Otra vez, entre San Morales y Huerta, en Salamanca, lo que estaba sacando era un magnífico ejemplar de tortuga, aquel que tiene una mandíbula de cocodrilo debajo y que fue estrella en muchas exposiciones… Estaban conmigo, aquel día de mayo del 83, Toñín Arribas Rosado, hoy un gran geólogo, como lo fue su padre, y su hermana Merceditas, a la que nunca olvidaremos: ¡se fue tan joven! En una acequia encontramos una culebra de agua, que no podía salir. La cogí, la metí en una bolsa y me la lleve a casa. Tenía por entonces un acuario, y allí la coloqué. Era mi intención ver sus reacciones con los peces, pero el resultado fue de total indiferencia, seguramente por el miedo que el pobre animalito tendría. Lo que yo no esperaba fue la reacción de Pili, que me dijo que ya estaba quitando aquello de allí, preocupada porque la mujer de la limpieza, que vendría el lunes, se fuese despavorida. De modo que a la mañana siguiente la lleve al Tormes y allí la solté…

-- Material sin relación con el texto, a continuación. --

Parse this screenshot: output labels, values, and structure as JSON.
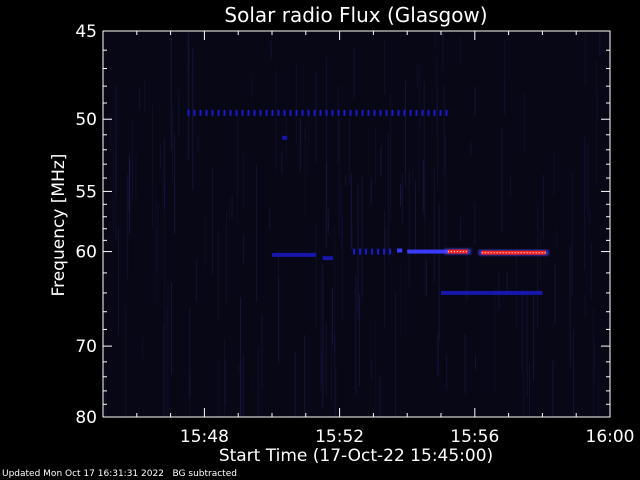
{
  "chart_data": {
    "type": "heatmap",
    "title": "Solar radio Flux (Glasgow)",
    "xlabel": "Start Time (17-Oct-22 15:45:00)",
    "ylabel": "Frequency [MHz]",
    "x_range_minutes": [
      0,
      15
    ],
    "x_tick_labels": [
      "15:48",
      "15:52",
      "15:56",
      "16:00"
    ],
    "x_tick_values": [
      3,
      7,
      11,
      15
    ],
    "y_range_mhz": [
      45,
      80
    ],
    "y_tick_labels": [
      "45",
      "50",
      "55",
      "60",
      "70",
      "80"
    ],
    "y_tick_values": [
      45,
      50,
      55,
      60,
      70,
      80
    ],
    "y_scale": "reciprocal",
    "colors": {
      "background": "#070716",
      "low": "#1a1ad0",
      "mid": "#3a3aff",
      "high": "#ff2020",
      "peak": "#ffd0d0"
    },
    "emission_features": [
      {
        "freq_mhz": 49.6,
        "t_start_min": 2.5,
        "t_end_min": 10.3,
        "intensity": "low",
        "pattern": "dashed"
      },
      {
        "freq_mhz": 51.2,
        "t_start_min": 5.3,
        "t_end_min": 5.45,
        "intensity": "low",
        "pattern": "solid"
      },
      {
        "freq_mhz": 60.3,
        "t_start_min": 5.0,
        "t_end_min": 6.3,
        "intensity": "low",
        "pattern": "solid"
      },
      {
        "freq_mhz": 60.6,
        "t_start_min": 6.5,
        "t_end_min": 6.8,
        "intensity": "low",
        "pattern": "solid"
      },
      {
        "freq_mhz": 60.0,
        "t_start_min": 7.4,
        "t_end_min": 8.6,
        "intensity": "low",
        "pattern": "dashed"
      },
      {
        "freq_mhz": 59.9,
        "t_start_min": 8.7,
        "t_end_min": 8.85,
        "intensity": "mid",
        "pattern": "solid"
      },
      {
        "freq_mhz": 60.0,
        "t_start_min": 9.0,
        "t_end_min": 9.8,
        "intensity": "mid",
        "pattern": "solid"
      },
      {
        "freq_mhz": 60.0,
        "t_start_min": 9.8,
        "t_end_min": 10.2,
        "intensity": "mid",
        "pattern": "solid"
      },
      {
        "freq_mhz": 60.0,
        "t_start_min": 10.2,
        "t_end_min": 10.8,
        "intensity": "high",
        "pattern": "solid"
      },
      {
        "freq_mhz": 60.1,
        "t_start_min": 11.2,
        "t_end_min": 13.1,
        "intensity": "high",
        "pattern": "solid"
      },
      {
        "freq_mhz": 64.0,
        "t_start_min": 10.0,
        "t_end_min": 13.0,
        "intensity": "low",
        "pattern": "solid"
      }
    ]
  },
  "footer": {
    "updated": "Updated Mon Oct 17 16:31:31 2022",
    "bg_note": "BG subtracted"
  }
}
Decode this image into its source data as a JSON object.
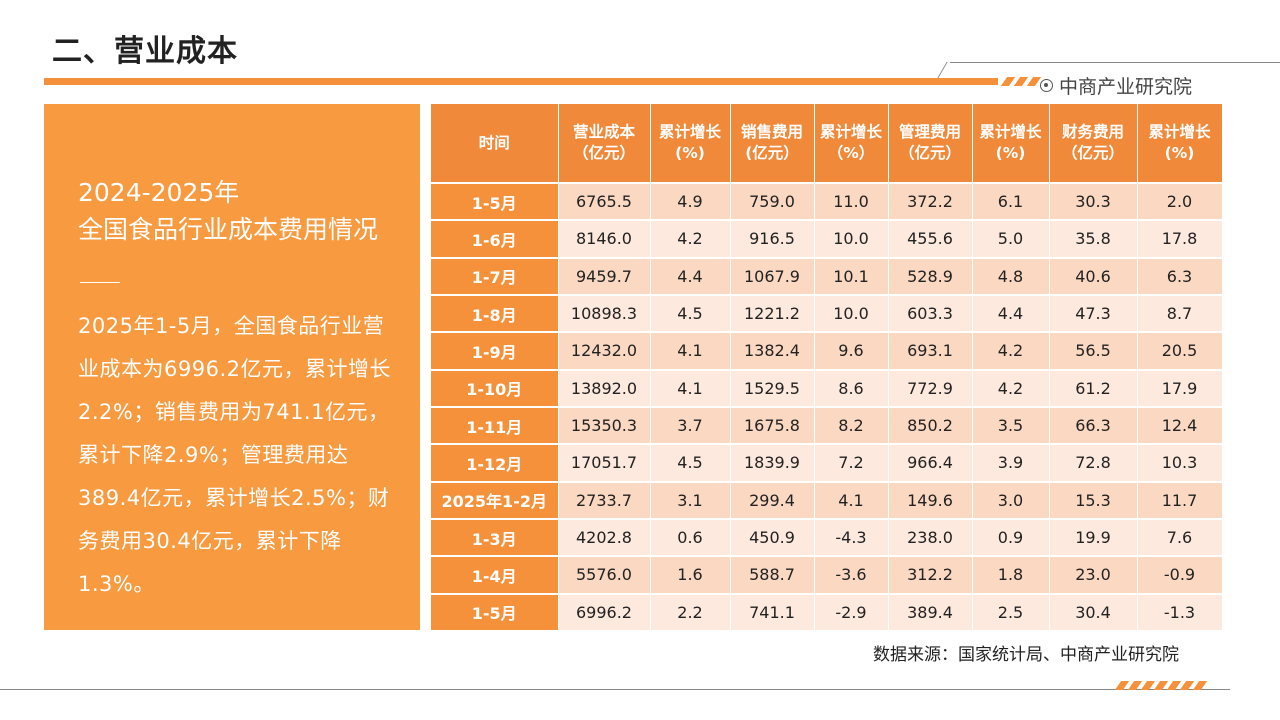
{
  "page": {
    "title": "二、营业成本",
    "brand": "中商产业研究院",
    "source": "数据来源：国家统计局、中商产业研究院"
  },
  "colors": {
    "accent": "#f5913a",
    "row_dark": "#fbd8c2",
    "row_light": "#fde9de"
  },
  "panel": {
    "year": "2024-2025年",
    "subtitle": "全国食品行业成本费用情况",
    "body": "2025年1-5月，全国食品行业营业成本为6996.2亿元，累计增长2.2%；销售费用为741.1亿元，累计下降2.9%；管理费用达389.4亿元，累计增长2.5%；财务费用30.4亿元，累计下降1.3%。"
  },
  "table": {
    "headers": [
      "时间",
      "营业成本（亿元）",
      "累计增长(%)",
      "销售费用(亿元）",
      "累计增长（%）",
      "管理费用（亿元）",
      "累计增长(%)",
      "财务费用（亿元）",
      "累计增长(%)"
    ],
    "rows": [
      [
        "1-5月",
        "6765.5",
        "4.9",
        "759.0",
        "11.0",
        "372.2",
        "6.1",
        "30.3",
        "2.0"
      ],
      [
        "1-6月",
        "8146.0",
        "4.2",
        "916.5",
        "10.0",
        "455.6",
        "5.0",
        "35.8",
        "17.8"
      ],
      [
        "1-7月",
        "9459.7",
        "4.4",
        "1067.9",
        "10.1",
        "528.9",
        "4.8",
        "40.6",
        "6.3"
      ],
      [
        "1-8月",
        "10898.3",
        "4.5",
        "1221.2",
        "10.0",
        "603.3",
        "4.4",
        "47.3",
        "8.7"
      ],
      [
        "1-9月",
        "12432.0",
        "4.1",
        "1382.4",
        "9.6",
        "693.1",
        "4.2",
        "56.5",
        "20.5"
      ],
      [
        "1-10月",
        "13892.0",
        "4.1",
        "1529.5",
        "8.6",
        "772.9",
        "4.2",
        "61.2",
        "17.9"
      ],
      [
        "1-11月",
        "15350.3",
        "3.7",
        "1675.8",
        "8.2",
        "850.2",
        "3.5",
        "66.3",
        "12.4"
      ],
      [
        "1-12月",
        "17051.7",
        "4.5",
        "1839.9",
        "7.2",
        "966.4",
        "3.9",
        "72.8",
        "10.3"
      ],
      [
        "2025年1-2月",
        "2733.7",
        "3.1",
        "299.4",
        "4.1",
        "149.6",
        "3.0",
        "15.3",
        "11.7"
      ],
      [
        "1-3月",
        "4202.8",
        "0.6",
        "450.9",
        "-4.3",
        "238.0",
        "0.9",
        "19.9",
        "7.6"
      ],
      [
        "1-4月",
        "5576.0",
        "1.6",
        "588.7",
        "-3.6",
        "312.2",
        "1.8",
        "23.0",
        "-0.9"
      ],
      [
        "1-5月",
        "6996.2",
        "2.2",
        "741.1",
        "-2.9",
        "389.4",
        "2.5",
        "30.4",
        "-1.3"
      ]
    ]
  }
}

¿Tuvo miedo mi Pili? Pues no. Veréis. En cierta ocasión íbamos los dos andando entre encinas, cuando, al pasar por debajo de una, cayó de lo alto, muy cerca, un gran bastardo de más de un metro de longitud. ¡Fue un susto, pero nada más! Otra mujer, y puede que muchos hombres, hubiesen salido corriendo, pero Pili no. ¡Curiosamente, sólo tenía fobia por los plumíferos! ¡Se le erizaba el vello cuando veía cerca una gallina!
El 31 de mayo de 1988 se inauguró en el Claustro del Edificio Noble de la Universidad de Salamanca, la Sala de las Tortugas, mi Sala. Asistieron, por parte del Museo Nacional de Historia Natural de París, France de Lapparent y Roger Bour.
Al día siguiente France volvió a París y organicé una excursión con Roger Bour a la Peña de Francia. Al pasar por el puente sobre el Alagón, Roger me dijo que parásemos un momento. Bajamos todos a la orilla del río, y ante el asombro de los demás, en un plisplás, cogió una culebra de agua.
Pero ese asombro fue aún mayor para mí, porque mi valiente Pili, a quien aterrorizaban las gallinas, se acercó al reptil ¡Y ACARICIÓ SU CABEZA! ¡Esa era mi Pili!
2 comentarios en «Culebras»
Vaya, intrépido desde pequeño. Lo que no me esperaba era lo de Pili… Un abrazo, amigo
Pues sí. ¡Una mujer calladita, pero muy valiente!